Ženina také jeho, kterouž měl v Sichem, i ta porodila jemu syna, a dala mu jméno Abimelech.
32 En Gideon, de zoon van Joas, stierf in goeden ouderdom; en hij werd begraven in het graf van zijn vader Joas, te Ofra, des Abi-ezriets.
A když umřel Gedeon syn Joasův v starosti dobré, pochován jest v hrobě Joasa otce svého v Ofra Abiezeritského.
33 En het geschiedde, als Gideon gestorven was, dat de kinderen Israels zich omkeerden, en de Baals nahoereerden; en zij stelden zich Baal-Berith tot een God.
Stalo se pak po smrti Gedeonově, že se odvrátili synové Izraelští a smilnili, jdouce za modlami, a vzali sobě Bále Berit za boha.

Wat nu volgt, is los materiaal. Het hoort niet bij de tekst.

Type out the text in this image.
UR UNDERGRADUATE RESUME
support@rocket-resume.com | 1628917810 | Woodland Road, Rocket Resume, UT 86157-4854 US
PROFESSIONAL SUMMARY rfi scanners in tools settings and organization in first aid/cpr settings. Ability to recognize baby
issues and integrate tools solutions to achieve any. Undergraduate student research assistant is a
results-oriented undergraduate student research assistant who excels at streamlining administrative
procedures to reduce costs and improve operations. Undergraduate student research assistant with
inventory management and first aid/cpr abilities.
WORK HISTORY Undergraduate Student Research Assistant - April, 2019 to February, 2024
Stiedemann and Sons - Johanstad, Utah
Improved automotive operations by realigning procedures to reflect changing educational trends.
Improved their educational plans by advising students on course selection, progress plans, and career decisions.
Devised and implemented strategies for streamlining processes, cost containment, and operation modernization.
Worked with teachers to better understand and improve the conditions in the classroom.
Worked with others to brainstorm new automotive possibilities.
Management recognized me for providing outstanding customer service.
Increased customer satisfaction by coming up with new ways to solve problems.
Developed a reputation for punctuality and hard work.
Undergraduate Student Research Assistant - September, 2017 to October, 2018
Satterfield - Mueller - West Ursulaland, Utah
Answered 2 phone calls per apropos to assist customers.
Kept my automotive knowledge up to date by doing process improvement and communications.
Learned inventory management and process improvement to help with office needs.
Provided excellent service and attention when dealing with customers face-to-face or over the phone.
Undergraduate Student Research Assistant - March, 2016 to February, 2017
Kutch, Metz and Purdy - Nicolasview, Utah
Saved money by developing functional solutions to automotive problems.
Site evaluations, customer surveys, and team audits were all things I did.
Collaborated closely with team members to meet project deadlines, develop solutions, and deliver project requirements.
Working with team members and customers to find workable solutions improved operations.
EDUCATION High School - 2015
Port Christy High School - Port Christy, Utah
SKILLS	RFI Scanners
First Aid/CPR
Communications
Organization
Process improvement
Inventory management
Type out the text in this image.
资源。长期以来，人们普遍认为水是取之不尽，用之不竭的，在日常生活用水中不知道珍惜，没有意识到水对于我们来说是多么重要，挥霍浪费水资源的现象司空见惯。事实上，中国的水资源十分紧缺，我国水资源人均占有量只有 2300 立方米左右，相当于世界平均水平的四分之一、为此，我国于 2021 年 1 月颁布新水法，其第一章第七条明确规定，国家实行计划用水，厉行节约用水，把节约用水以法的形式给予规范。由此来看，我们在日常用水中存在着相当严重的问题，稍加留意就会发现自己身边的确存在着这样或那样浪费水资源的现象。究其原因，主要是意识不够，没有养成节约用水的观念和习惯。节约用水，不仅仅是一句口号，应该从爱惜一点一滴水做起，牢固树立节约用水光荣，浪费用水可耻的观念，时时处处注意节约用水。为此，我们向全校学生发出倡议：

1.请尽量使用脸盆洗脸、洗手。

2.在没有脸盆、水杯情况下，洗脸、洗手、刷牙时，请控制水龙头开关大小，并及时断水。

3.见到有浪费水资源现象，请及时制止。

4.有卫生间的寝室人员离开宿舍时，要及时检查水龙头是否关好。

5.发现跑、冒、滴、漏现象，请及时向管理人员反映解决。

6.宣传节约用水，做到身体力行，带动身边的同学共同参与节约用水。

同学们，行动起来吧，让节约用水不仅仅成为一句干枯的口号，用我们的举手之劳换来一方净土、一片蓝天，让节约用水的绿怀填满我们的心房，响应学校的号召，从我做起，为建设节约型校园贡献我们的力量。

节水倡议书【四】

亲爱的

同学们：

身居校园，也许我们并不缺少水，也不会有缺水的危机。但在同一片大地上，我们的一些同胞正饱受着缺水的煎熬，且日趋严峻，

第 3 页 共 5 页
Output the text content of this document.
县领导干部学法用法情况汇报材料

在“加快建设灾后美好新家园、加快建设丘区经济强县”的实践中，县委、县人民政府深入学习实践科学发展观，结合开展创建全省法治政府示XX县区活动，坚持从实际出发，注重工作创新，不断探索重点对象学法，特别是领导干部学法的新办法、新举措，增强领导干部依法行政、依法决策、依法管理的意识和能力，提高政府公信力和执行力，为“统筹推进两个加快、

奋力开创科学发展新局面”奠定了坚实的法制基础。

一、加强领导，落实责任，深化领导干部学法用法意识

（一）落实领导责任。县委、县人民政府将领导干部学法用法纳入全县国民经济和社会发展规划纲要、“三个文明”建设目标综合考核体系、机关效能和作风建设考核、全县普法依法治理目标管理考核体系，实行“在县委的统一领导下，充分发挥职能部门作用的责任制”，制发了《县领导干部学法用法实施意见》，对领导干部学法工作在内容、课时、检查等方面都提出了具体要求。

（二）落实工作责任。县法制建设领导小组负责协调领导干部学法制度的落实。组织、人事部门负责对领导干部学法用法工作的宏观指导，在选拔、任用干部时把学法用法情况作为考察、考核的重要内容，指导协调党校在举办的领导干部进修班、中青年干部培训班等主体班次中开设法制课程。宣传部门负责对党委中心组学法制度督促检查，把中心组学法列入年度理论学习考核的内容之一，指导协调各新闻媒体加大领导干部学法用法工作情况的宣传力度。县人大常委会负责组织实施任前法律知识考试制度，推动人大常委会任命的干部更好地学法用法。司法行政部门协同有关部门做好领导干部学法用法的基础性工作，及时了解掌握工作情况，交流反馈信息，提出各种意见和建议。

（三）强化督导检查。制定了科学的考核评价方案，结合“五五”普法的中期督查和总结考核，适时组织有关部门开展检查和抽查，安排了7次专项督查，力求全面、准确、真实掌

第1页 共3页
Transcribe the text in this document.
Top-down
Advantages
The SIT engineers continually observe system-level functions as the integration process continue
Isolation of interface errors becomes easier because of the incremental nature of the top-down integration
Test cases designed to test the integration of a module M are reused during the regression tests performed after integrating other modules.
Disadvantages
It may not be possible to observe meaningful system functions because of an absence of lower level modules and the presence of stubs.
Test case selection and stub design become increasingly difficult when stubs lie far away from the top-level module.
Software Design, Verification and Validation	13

34 En de kinderen Israels dachten niet aan den HEERE, hun God, Die hen gered had van de hand van al hun vijanden van rondom.
A nerozpomenuli se synové Izraelští na Hospodina Boha svého, kterýž je vytrhl z ruky všech nepřátel jejich vůkol.
35 En zij deden geen weldadigheid bij het huis van Jerubbaal, dat is Gideon, naar al het goede, dat hij bij Israel gedaan had.
A neučinili milosrdenství s domem Jerobále Gedeona, jako on všecko dobré činil Izraelovi.